I managed to arrive at the meeting hall just mere minutes before the meeting was to begin. I walked in, grabbed an ashtray, and waved at a few familiar faces as I sat down. This meeting is the last one I know of in that you can smoke during the actual meeting. A smoky haze highlighted by the noon sun shining in through the windows already filled the room and drifted on the currents of the air. This meeting hall was once a Catholic Church and the bright noon sun also shone through the old stained glass windows splaying a myriad of vibrant colors upon the floor and the walls. It brought a tranquil feeling upon me.
The meeting began and we went through the usual routines of reading the traditions, promises, and the 12 steps. Soon, it was time to talk and the chairperson opened up the room to do so. A very beautiful young woman spoke up and immediately caught my attention.
“Hi, I’m Angela and I am an alcoholic,” She said and then began to speak.
I leaned forward in my chair placing my elbow upon the table and resting my chin within my hand. God, she was gorgeous and so eloquent. I was mesmerized as she told us what problems she was having today. I looked closely at her hand and she wasn’t wearing a wedding band.
She ended up talking for 20 minutes and that 20 minutes passed by quickly in a blur of infatuation. I was far too shy to talk today in a room consisting mostly of strangers and people I was unfamiliar with. I quietly slipped out the front door after emptying my ashtray and returning it to the ledge below a window when the meeting was over.
I drove on over to Charlie Joseph’s Hotdogs for lunch still thinking about that woman. I hadn’t been this stricken by someone in years.
“Can I take your order?” Rang out interrupting my daydream.

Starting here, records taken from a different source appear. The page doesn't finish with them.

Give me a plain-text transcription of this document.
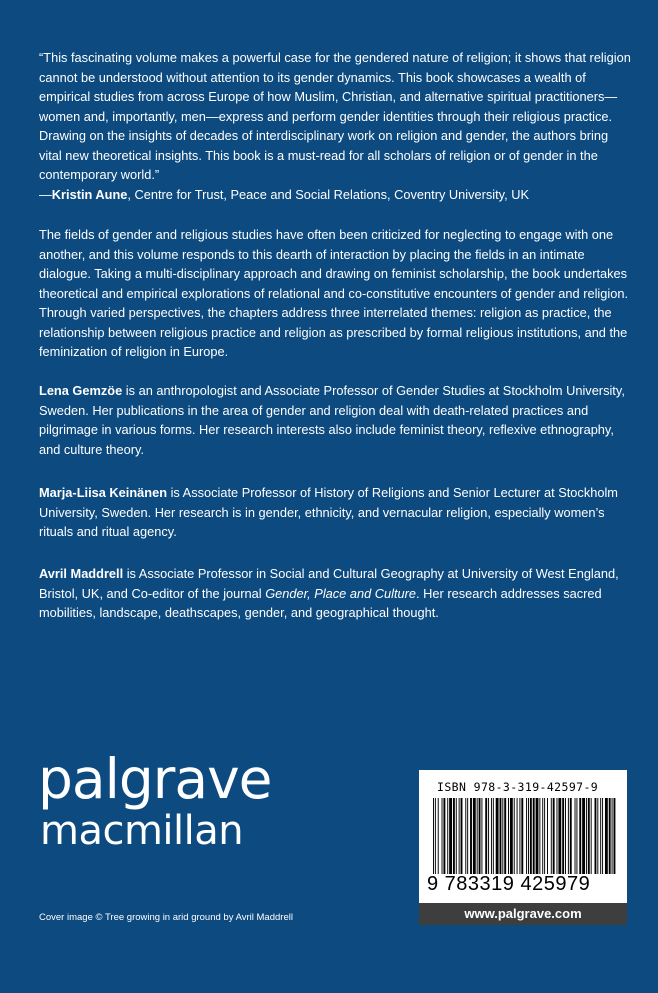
“This fascinating volume makes a powerful case for the gendered nature of religion; it shows that religion cannot be understood without attention to its gender dynamics. This book showcases a wealth of empirical studies from across Europe of how Muslim, Christian, and alternative spiritual practitioners—women and, importantly, men—express and perform gender identities through their religious practice. Drawing on the insights of decades of interdisciplinary work on religion and gender, the authors bring vital new theoretical insights. This book is a must-read for all scholars of religion or of gender in the contemporary world.”
—Kristin Aune, Centre for Trust, Peace and Social Relations, Coventry University, UK
The fields of gender and religious studies have often been criticized for neglecting to engage with one another, and this volume responds to this dearth of interaction by placing the fields in an intimate dialogue. Taking a multi-disciplinary approach and drawing on feminist scholarship, the book undertakes theoretical and empirical explorations of relational and co-constitutive encounters of gender and religion. Through varied perspectives, the chapters address three interrelated themes: religion as practice, the relationship between religious practice and religion as prescribed by formal religious institutions, and the feminization of religion in Europe.
Lena Gemzöe is an anthropologist and Associate Professor of Gender Studies at Stockholm University, Sweden. Her publications in the area of gender and religion deal with death-related practices and pilgrimage in various forms. Her research interests also include feminist theory, reflexive ethnography, and culture theory.
Marja-Liisa Keinänen is Associate Professor of History of Religions and Senior Lecturer at Stockholm University, Sweden. Her research is in gender, ethnicity, and vernacular religion, especially women’s rituals and ritual agency.
Avril Maddrell is Associate Professor in Social and Cultural Geography at University of West England, Bristol, UK, and Co-editor of the journal Gender, Place and Culture. Her research addresses sacred mobilities, landscape, deathscapes, gender, and geographical thought.
palgrave
macmillan
Cover image © Tree growing in arid ground by Avril Maddrell
ISBN 978-3-319-42597-9
9 783319 425979
www.palgrave.com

I was quickly brought back into the world at hand. A weasely looking teen-ager stood at the cash register looking at me intently and waiting for my order. His glasses had started to slip off the edge of his nose and he reached up with his hand to push them back on.
“Yeah, I want two slaw dogs, a small order of fries, and a medium diet coke,” I replied finally composing myself.
“That’s two slaw dogs, a small order of fries, and a medium coke,” He repeated. “Could I interest you in an order of our fried hot pepper poppers?”
“No thanks,” I said.
Within moments, my order was ready and I walked back up to the counter to grab the tray of food and go sit down. I sat at the back of the restaurant in front of a window watching the cars whir by on the highway. I ate my meal still mesmerized by that beautiful, young lady named Angela that spoke today. Various scenarios of romance played out in my mind. I was regretting the fact that I was not forward enough to ask her for her phone number. I may never see her again.
Oh well, they say in A.A. that you should sometimes wait years and get quite a good stretch of sobriety before ever even entertaining another relationship. Getting sober is hard enough without adding another person’s wants, desires, and emotional needs to the mix. I can take comfort in my dreams though. Someday, maybe a beautiful, kind, and eloquent soul like Angela will enter my life and give it all the more meaning. Until then, my dreams and daydreams will have to suffice.